El gobierno nacional evitó un default al cumplir con el pago de 4.200 millones de dólares el pasado 9 de enero, el primer gran vencimiento de deuda del año.
Para lograrlo, recurrió a una combinación de fondos que incluyó ingresos por la privatización de represas y, de manera crucial, a un préstamo a corto plazo (un repo) con seis bancos internacionales por 3.000 millones de dólares.
Aunque el ministro de Economía, Luis Caputo, celebró la operación en redes sociales, calificándola como una reducción de deuda, economistas y analistas consultados advierten que la medida no solo no es sostenible, sino que refleja los límites del programa económico y las dificultades para acceder a financiamiento estable.
Según Río Negro, expertos como Sebastián Menescaldi (EcoGo) y Fernando Morra (exviceministro de Economía) coinciden en que el repo es una «estrategia de emergencia». Su uso evidencia que el gobierno no contaba con los recursos genuinos o el acceso al mercado de capitales para afrontar el vencimiento sin desangrar las ya bajas reservas del BCRA. La operación, que tuvo una tasa del 7.4% anual, fue suscrita por bancos de primera línea como Santander, BBVA, Deutsche Bank, Goldman Sachs, JPMorgan Chase y Bank of China.
Los riesgos de la estrategia: cortoplacismo y desconfianza del mercado
La reacción de los mercados tras el pago fue tibia, lejos del «impulso a la confianza» que esperaba el gobierno. Menescaldi explicó que esto se debe a que el repo, al tener garantías preferenciales (títulos BONARES 2035 y 2038), afecta negativamente al resto de los bonistas. «Antes tiene que pagar este repo», señaló, por lo que la posibilidad de repago para otros acreedores se ve disminuida, generando desconfianza.
Fernando Morra fue más allá, calificando la maniobra como «ni deseable ni sostenible». «Estás tomando deuda de corto plazo para maquillar que no tenés acceso al mercado», afirmó. Su principal crítica apunta al corazón del esquema económico: si el actual régimen cambiario no permite acumular reservas de manera sólida, el país seguirá dependiendo de parches financieros para pagar su deuda. Morra, quien participó en la reestructuración de 2020, recordó que el plan original era que, para esta fecha, Argentina ya hubiera acumulado suficientes reservas, un escenario que no se materializó.

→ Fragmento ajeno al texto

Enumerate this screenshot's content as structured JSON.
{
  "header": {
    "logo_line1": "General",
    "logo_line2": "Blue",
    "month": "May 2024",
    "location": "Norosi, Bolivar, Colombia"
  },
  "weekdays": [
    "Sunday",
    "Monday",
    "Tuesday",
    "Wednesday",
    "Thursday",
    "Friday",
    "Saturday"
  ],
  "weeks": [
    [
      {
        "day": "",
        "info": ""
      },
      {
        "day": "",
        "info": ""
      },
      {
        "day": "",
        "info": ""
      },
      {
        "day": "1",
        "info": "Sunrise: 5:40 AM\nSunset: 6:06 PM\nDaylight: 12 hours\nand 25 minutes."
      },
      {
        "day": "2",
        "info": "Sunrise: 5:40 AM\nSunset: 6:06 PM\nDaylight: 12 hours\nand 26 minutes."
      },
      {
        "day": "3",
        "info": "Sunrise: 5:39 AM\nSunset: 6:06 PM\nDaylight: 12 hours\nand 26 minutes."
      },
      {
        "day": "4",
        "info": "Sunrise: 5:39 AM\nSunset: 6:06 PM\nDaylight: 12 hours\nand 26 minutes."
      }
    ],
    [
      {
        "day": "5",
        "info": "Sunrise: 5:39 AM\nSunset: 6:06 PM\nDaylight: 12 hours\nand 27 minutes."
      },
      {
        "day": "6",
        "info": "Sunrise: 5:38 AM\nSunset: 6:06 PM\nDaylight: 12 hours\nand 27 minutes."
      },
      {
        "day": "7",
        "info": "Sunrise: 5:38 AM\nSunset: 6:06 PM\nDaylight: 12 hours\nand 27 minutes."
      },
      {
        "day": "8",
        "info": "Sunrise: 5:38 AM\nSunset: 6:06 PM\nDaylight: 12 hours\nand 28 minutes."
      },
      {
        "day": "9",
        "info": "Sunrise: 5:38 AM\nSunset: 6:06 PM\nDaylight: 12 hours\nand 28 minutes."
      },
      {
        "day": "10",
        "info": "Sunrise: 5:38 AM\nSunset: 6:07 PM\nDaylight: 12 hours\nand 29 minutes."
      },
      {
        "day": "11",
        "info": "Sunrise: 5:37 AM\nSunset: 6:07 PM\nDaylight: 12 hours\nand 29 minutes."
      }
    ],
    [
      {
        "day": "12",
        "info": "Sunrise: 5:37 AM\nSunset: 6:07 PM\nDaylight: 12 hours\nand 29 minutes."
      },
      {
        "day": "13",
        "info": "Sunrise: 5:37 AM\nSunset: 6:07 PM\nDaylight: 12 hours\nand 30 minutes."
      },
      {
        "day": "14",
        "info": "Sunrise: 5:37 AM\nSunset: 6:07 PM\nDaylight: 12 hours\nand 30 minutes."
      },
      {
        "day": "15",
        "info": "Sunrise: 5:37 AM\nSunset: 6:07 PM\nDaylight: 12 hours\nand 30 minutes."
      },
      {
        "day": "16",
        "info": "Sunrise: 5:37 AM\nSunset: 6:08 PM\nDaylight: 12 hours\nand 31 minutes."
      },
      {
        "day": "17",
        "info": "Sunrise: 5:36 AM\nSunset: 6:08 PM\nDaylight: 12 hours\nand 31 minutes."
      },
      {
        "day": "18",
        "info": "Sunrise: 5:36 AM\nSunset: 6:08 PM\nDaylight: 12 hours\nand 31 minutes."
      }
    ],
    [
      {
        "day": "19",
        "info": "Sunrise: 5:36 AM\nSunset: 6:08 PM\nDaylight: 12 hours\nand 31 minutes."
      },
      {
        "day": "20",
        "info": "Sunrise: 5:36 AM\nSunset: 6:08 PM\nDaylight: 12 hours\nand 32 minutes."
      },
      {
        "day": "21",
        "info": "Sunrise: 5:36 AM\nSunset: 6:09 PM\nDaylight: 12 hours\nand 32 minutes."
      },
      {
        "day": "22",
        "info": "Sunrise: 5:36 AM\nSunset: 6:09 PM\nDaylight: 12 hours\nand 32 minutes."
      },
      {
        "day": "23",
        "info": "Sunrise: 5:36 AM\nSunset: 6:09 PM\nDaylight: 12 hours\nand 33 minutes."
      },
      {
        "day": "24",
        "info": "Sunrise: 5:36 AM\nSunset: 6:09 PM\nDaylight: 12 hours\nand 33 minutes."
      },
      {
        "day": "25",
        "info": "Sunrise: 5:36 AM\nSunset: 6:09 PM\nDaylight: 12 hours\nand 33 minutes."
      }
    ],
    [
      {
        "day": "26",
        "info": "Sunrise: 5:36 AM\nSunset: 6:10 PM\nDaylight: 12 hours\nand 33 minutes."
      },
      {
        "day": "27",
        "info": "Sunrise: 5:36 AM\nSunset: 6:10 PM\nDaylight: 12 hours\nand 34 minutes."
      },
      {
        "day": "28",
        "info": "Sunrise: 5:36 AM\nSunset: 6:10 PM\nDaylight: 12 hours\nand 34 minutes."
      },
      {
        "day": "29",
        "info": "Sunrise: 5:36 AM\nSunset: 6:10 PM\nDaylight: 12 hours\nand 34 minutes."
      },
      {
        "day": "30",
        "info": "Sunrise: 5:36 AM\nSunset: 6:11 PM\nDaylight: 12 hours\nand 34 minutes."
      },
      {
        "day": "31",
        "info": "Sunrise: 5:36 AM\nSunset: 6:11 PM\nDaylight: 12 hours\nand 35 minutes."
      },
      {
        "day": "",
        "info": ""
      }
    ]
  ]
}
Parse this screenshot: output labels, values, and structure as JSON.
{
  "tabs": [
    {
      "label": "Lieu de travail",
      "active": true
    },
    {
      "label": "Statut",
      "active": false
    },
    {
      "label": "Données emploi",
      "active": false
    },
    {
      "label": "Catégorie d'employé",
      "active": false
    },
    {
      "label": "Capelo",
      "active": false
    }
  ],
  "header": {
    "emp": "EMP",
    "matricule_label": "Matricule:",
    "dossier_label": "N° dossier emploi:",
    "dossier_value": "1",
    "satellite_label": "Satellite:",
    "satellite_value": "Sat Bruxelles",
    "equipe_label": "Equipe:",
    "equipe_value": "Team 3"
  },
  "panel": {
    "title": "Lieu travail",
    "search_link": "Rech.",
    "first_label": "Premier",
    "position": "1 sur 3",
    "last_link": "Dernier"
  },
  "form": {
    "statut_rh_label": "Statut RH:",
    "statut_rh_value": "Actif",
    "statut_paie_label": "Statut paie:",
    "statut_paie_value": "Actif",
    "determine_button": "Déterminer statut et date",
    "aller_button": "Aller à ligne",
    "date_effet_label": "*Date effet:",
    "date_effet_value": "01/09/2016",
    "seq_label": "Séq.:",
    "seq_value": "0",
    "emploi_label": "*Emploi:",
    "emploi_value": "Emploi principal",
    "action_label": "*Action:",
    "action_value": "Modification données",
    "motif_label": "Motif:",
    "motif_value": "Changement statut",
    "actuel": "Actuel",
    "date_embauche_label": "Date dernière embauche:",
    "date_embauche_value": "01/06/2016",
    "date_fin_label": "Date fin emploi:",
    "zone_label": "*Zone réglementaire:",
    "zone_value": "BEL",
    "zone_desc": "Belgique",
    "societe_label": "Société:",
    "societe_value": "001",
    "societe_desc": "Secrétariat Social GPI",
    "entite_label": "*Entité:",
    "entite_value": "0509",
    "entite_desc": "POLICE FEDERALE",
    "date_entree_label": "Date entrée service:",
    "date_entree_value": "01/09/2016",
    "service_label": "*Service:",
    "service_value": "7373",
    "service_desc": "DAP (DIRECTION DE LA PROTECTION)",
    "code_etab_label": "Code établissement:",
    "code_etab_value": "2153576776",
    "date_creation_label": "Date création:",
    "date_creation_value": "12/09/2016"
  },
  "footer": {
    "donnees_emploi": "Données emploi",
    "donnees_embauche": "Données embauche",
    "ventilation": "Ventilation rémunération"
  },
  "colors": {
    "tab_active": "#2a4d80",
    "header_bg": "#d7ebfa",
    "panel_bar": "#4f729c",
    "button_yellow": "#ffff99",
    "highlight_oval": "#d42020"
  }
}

Un futuro incierto: la sombra de un nuevo salvataje y más vencimientos
Las dudas sobre la sostenibilidad del programa no son solo locales. Un informe del Congressional Research Service (CRS), el think tank del Congreso de Estados Unidos, advirtió a fines de diciembre que, si Argentina no logra las reservas necesarias, podría enfrentar «decisiones políticas difíciles», como un nuevo default o una mayor flexibilidad cambiaria (devaluación). El documento, citado en el análisis, también señala que la mayor fuente de dólares del país es el swap con la Reserva Federal y sugiere que el gobierno de Milei podría terminar pidiendo más asistencia al Fondo Monetario Internacional (FMI), aunque las perspectivas para obtenerla «no están claras».

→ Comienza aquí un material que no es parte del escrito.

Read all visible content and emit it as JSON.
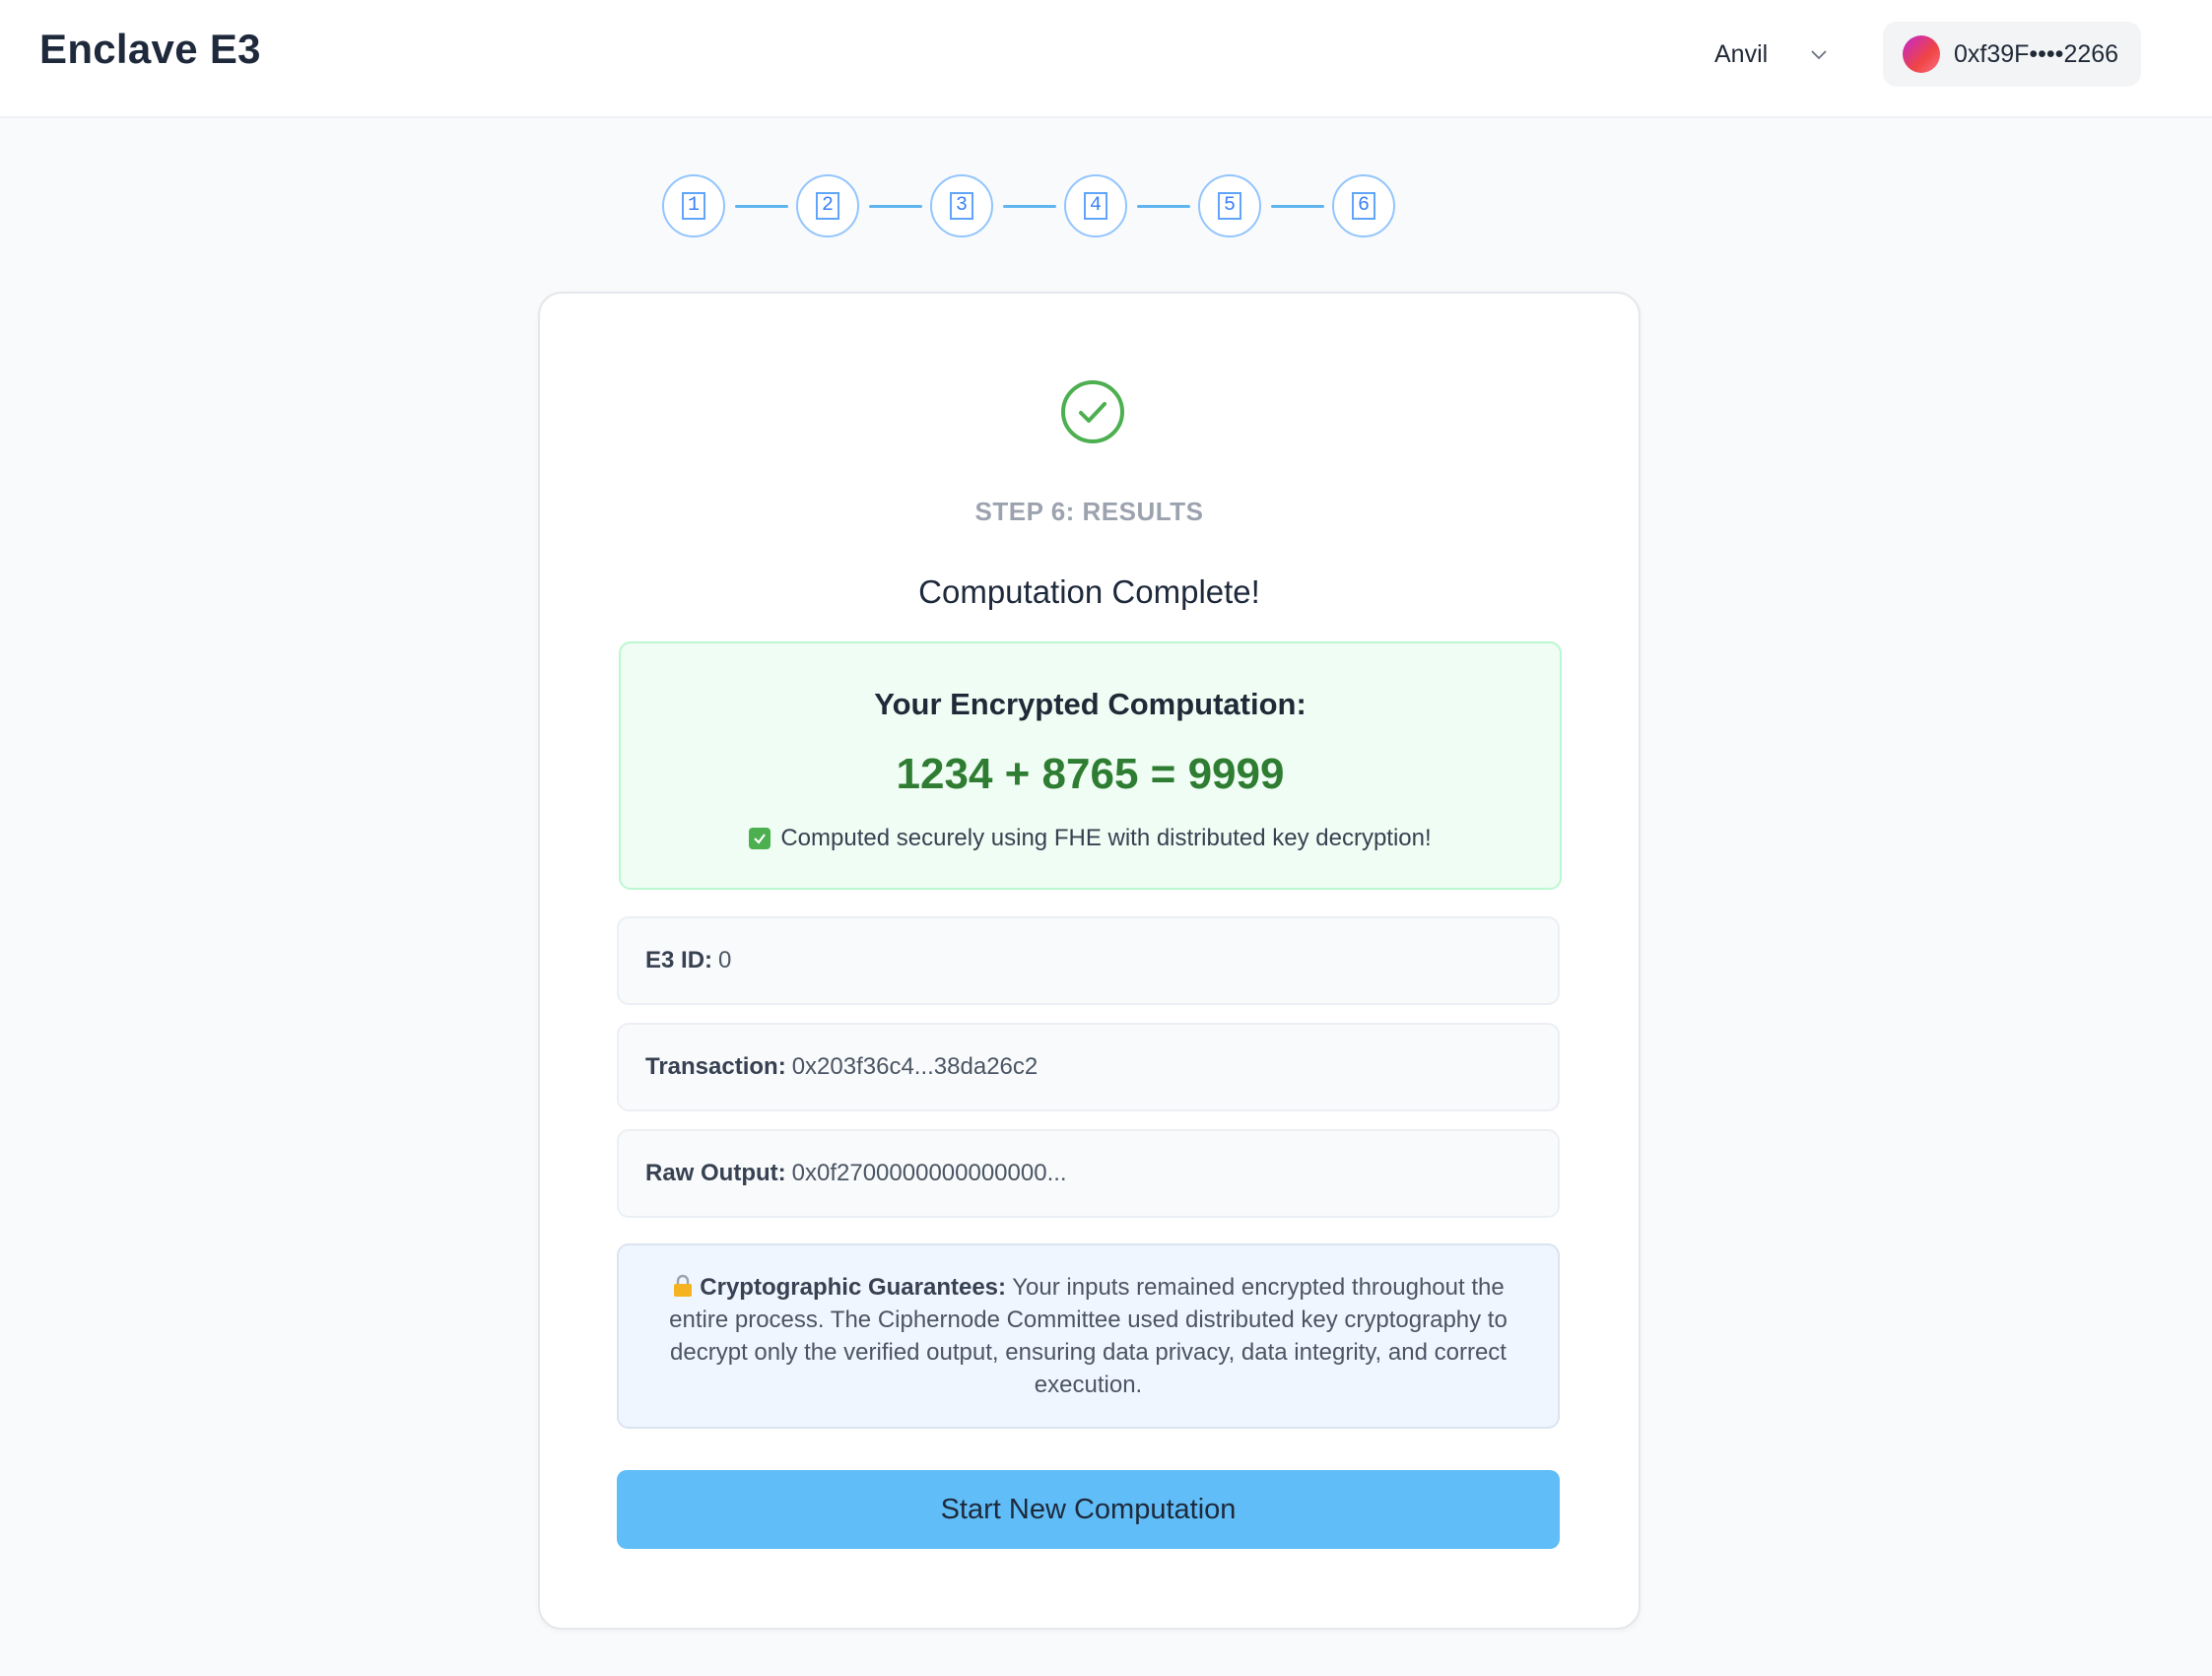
{
  "header": {
    "app_title": "Enclave E3",
    "network": "Anvil",
    "account_address": "0xf39F••••2266"
  },
  "stepper": {
    "steps": [
      "1",
      "2",
      "3",
      "4",
      "5",
      "6"
    ]
  },
  "card": {
    "step_label": "STEP 6: RESULTS",
    "title": "Computation Complete!",
    "result": {
      "heading": "Your Encrypted Computation:",
      "equation": "1234 + 8765 = 9999",
      "note": "Computed securely using FHE with distributed key decryption!"
    },
    "info": {
      "e3_id_label": "E3 ID:",
      "e3_id_value": "0",
      "transaction_label": "Transaction:",
      "transaction_value": "0x203f36c4...38da26c2",
      "raw_output_label": "Raw Output:",
      "raw_output_value": "0x0f2700000000000000..."
    },
    "guarantee": {
      "label": "Cryptographic Guarantees:",
      "text": "Your inputs remained encrypted throughout the entire process. The Ciphernode Committee used distributed key cryptography to decrypt only the verified output, ensuring data privacy, data integrity, and correct execution."
    },
    "start_button": "Start New Computation"
  },
  "colors": {
    "accent": "#60bdf7",
    "success": "#2e7d32",
    "success_bg": "#f0fdf4",
    "info_bg": "#eff6ff"
  },
  "icons": {
    "network_dropdown": "chevron-down-icon",
    "success": "check-circle-icon",
    "note": "check-box-icon",
    "guarantee": "lock-icon"
  }
}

El desafío es inmediato. De los 3.000 millones del repo, solo se habrían usado entre 1.200 y 1.300 millones para el pago de enero. El resto quedará para el próximo vencimiento crítico, que se producirá en julio y será de un monto similar. El gobierno celebró haber sorteado el primer obstáculo, pero la fiesta en los mercados nunca llegó. La pregunta que queda flotando, y que los analistas ya están haciendo, es: ¿con qué herramientas enfrentará los pagos del segundo semestre si no logra revertir la falta de reservas y acceso al crédito? El repo fue un salvavidas, pero no enseña a nadar, y el mar de la deuda argentina sigue siendo profundo y agitado.